O nazismo se embrenhou na carne e no sangue das massas por meio de palavras, expressões e frases impostas pela repetição, milhares de vezes, e aceitas inconsciente e mecanicamente. Costuma-se considerar como meramente estética e inofensiva a citação de Schiller sobre von der gebildeten Sprache, die für dich dichtet und denkt [a língua culta, que poetiza e pensa por ti]. Um verso bem redigido, em uma “língua culta”, não pode ser aceito como prova suficiente da força poética do autor. Em uma língua assim, não é difícil adotar uma aura de poeta ou pensador.
Mas a língua não se contenta em poetizar e pensar por mim.

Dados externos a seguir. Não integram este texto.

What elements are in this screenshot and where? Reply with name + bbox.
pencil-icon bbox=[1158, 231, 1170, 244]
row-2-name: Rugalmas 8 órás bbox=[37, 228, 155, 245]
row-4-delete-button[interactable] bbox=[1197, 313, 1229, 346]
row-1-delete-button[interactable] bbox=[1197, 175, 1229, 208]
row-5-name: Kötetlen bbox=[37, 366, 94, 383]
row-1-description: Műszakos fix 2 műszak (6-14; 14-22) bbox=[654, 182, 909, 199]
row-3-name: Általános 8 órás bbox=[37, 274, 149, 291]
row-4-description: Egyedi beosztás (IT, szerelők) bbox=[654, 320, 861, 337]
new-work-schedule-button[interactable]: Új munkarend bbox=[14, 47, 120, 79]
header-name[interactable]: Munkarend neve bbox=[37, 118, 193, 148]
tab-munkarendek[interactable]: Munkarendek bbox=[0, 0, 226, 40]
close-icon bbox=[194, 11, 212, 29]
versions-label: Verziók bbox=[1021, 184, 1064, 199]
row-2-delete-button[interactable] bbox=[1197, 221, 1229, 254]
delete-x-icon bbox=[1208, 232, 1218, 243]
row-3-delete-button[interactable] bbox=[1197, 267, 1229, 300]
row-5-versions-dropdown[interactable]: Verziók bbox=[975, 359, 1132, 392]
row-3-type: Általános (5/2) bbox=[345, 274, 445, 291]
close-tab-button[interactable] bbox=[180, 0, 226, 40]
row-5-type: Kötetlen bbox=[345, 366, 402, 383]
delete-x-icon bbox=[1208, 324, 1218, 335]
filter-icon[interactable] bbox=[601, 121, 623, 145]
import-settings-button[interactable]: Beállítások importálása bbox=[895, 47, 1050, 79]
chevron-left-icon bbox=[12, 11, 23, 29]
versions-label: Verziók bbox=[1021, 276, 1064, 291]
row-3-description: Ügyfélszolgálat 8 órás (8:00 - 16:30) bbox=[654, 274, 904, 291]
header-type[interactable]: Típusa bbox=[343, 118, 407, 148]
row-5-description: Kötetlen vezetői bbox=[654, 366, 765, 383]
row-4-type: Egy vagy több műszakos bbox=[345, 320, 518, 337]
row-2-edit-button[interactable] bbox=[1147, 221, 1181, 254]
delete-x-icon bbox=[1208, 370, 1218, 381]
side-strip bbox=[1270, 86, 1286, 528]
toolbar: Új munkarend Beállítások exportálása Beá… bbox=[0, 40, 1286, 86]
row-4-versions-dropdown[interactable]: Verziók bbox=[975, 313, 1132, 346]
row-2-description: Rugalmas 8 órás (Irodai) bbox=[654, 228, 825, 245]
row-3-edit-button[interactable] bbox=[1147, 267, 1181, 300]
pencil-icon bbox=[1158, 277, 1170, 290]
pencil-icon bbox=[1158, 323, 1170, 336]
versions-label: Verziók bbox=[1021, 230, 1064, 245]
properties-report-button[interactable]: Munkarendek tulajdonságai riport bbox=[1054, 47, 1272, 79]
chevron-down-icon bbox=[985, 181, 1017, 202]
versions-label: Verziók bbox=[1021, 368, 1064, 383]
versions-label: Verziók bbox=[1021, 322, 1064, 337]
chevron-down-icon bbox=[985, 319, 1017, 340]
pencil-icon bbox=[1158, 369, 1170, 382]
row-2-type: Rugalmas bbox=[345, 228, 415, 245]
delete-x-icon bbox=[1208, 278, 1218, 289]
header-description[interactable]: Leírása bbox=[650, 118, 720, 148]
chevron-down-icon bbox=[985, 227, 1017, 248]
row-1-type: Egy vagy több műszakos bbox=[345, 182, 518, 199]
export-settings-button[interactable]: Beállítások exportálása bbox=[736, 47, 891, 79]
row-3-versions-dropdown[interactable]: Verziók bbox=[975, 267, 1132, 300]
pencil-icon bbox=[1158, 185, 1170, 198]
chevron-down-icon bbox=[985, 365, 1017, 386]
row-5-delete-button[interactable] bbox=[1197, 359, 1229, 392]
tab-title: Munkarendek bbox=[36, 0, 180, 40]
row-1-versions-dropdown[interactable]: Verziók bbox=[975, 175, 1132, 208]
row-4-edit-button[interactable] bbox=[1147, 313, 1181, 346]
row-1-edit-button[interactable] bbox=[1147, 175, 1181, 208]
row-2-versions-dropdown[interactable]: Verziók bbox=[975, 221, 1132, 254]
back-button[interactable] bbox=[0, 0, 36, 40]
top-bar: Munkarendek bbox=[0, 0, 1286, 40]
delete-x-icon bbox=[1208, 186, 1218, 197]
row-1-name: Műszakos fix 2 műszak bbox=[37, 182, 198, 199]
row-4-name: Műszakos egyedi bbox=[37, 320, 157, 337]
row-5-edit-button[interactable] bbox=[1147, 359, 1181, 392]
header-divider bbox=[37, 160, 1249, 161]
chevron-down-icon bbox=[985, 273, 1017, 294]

Também conduz o meu sentimento, dirige a minha mente, de forma tão mais natural
quanto mais eu me entregar a ela inconscientemente. O que acontece se a língua
culta tiver sido constituída ou for portadora de elementos venenosos? Palavras
podem ser como minúsculas doses de arsênico: são engolidas de maneira
despercebida e parecem ser inofensivas; passado um tempo, o efeito do veneno se
faz notar. Se, por longo tempo, alguém emprega o termo “fanático” no lugar de
“heroico e virtuoso”, ele acaba acreditando que um fanático é mesmo um herói
virtuoso, e que sem fanatismo não é possível ser herói. As palavras fanático e
fanatismo não foram criadas pelo Terceiro Reich, mas ele lhes adulterou o
sentido; em um só dia elas eram empregadas mais do que em qualquer outra época.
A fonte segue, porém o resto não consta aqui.